טכניון מכון טכנולוגי לישראל
הטכניון מכון טכנולוגי לישראל - בית הספר ללימודי מוסמכים  
M.Sc Thesis
M.Sc StudentPreis Amitzur
SubjectA Machine Learning Model for Quantity-Quality flow
Predictions in Watersheds
DepartmentDepartment of Civil and Environmental Engineering
Supervisor Professor Avi Ostfeld


Abstract

This thesis presents a hybrid Machine Learning model for quantity-quality flow predictions in watersheds. The hybrid algorithm consists of two Machine Learning methods: Model Trees and Genetic Algorithms. The proposed algorithm combines the two methods in an attempt to develop a fast, accurate, and effective predictive model.
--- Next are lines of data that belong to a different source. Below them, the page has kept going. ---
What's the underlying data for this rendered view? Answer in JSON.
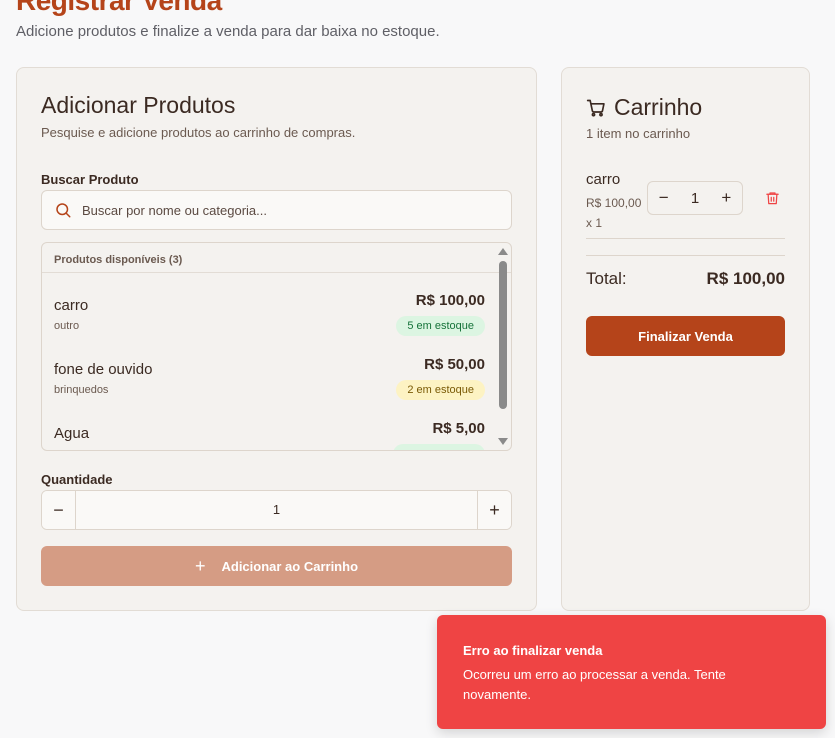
{
  "page": {
    "title": "Registrar Venda",
    "subtitle": "Adicione produtos e finalize a venda para dar baixa no estoque."
  },
  "add_products": {
    "title": "Adicionar Produtos",
    "description": "Pesquise e adicione produtos ao carrinho de compras.",
    "search_label": "Buscar Produto",
    "search_placeholder": "Buscar por nome ou categoria...",
    "search_value": "",
    "list_header": "Produtos disponíveis (3)",
    "products": [
      {
        "name": "carro",
        "category": "outro",
        "price": "R$ 100,00",
        "stock": "5 em estoque",
        "stock_status": "green"
      },
      {
        "name": "fone de ouvido",
        "category": "brinquedos",
        "price": "R$ 50,00",
        "stock": "2 em estoque",
        "stock_status": "yellow"
      },
      {
        "name": "Agua",
        "category": "",
        "price": "R$ 5,00",
        "stock": "",
        "stock_status": "green"
      }
    ],
    "quantity_label": "Quantidade",
    "quantity_value": "1",
    "minus": "−",
    "plus": "+",
    "add_button": "Adicionar ao Carrinho"
  },
  "cart": {
    "title": "Carrinho",
    "count": "1 item no carrinho",
    "items": [
      {
        "name": "carro",
        "price_line": "R$ 100,00 x 1",
        "quantity": "1"
      }
    ],
    "total_label": "Total:",
    "total_value": "R$ 100,00",
    "finalize_button": "Finalizar Venda"
  },
  "toast": {
    "title": "Erro ao finalizar venda",
    "message": "Ocorreu um erro ao processar a venda. Tente novamente."
  },
  "icons": {
    "search": "search-icon",
    "cart": "shopping-cart-icon",
    "trash": "trash-icon",
    "plus": "plus-icon",
    "minus": "minus-icon"
  },
  "colors": {
    "brand": "#b5441a",
    "brand_disabled": "#d59c84",
    "error": "#ef4444",
    "stock_green_bg": "#dcf5e2",
    "stock_yellow_bg": "#fdf3c3"
  }
}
Commonly used modeling techniques are physically-based models to assess non point source loads in watersheds. The approach presented herein is based on data availability. In case of extended records of rainfall, climatic data, land utilization data, and flow, a “black (gray) box” (data driven) technique can be implemented rather than a physically-based model. A data-driven model (DDM) is a model that couples the system’s state variables (input, internal, and output) without much knowledge of its “physical” behavior. A model tree (MT) is the leading algorithm used in this work. The algorithm (Quinlen, 1993) builds rule-based predictive models, which output continuous values as classifiers. A Genetic Algorithm (GA) is a search method based on the natural selection and natural genetics of Darwin’s evolution principle. The basic idea of the hybrid MT-GA algorithm is to create a set of parameters for the model tree attributes. The range of parameters is required to be specified according to the physical properties of the problem. This way the genetic algorithm optimizes the parameters in order to improve the predictions made by the model tree. The hybrid algorithm was applied to Meshushim watershed, which is one of the sub-basins of Lake Kinneret watershed. The thesis contains three applications of the MT-GA algorithm to the Meshushim watershed: rainfall-runoff (predicting daily flow at the watershed outlet), Ntotal (predicting daily Ntotal loads from the watershed), and Ptotal (predicting daily Ptotal loads from the watershed). The model showed promising results for predicting both flow and contaminations as a result of rainfall events.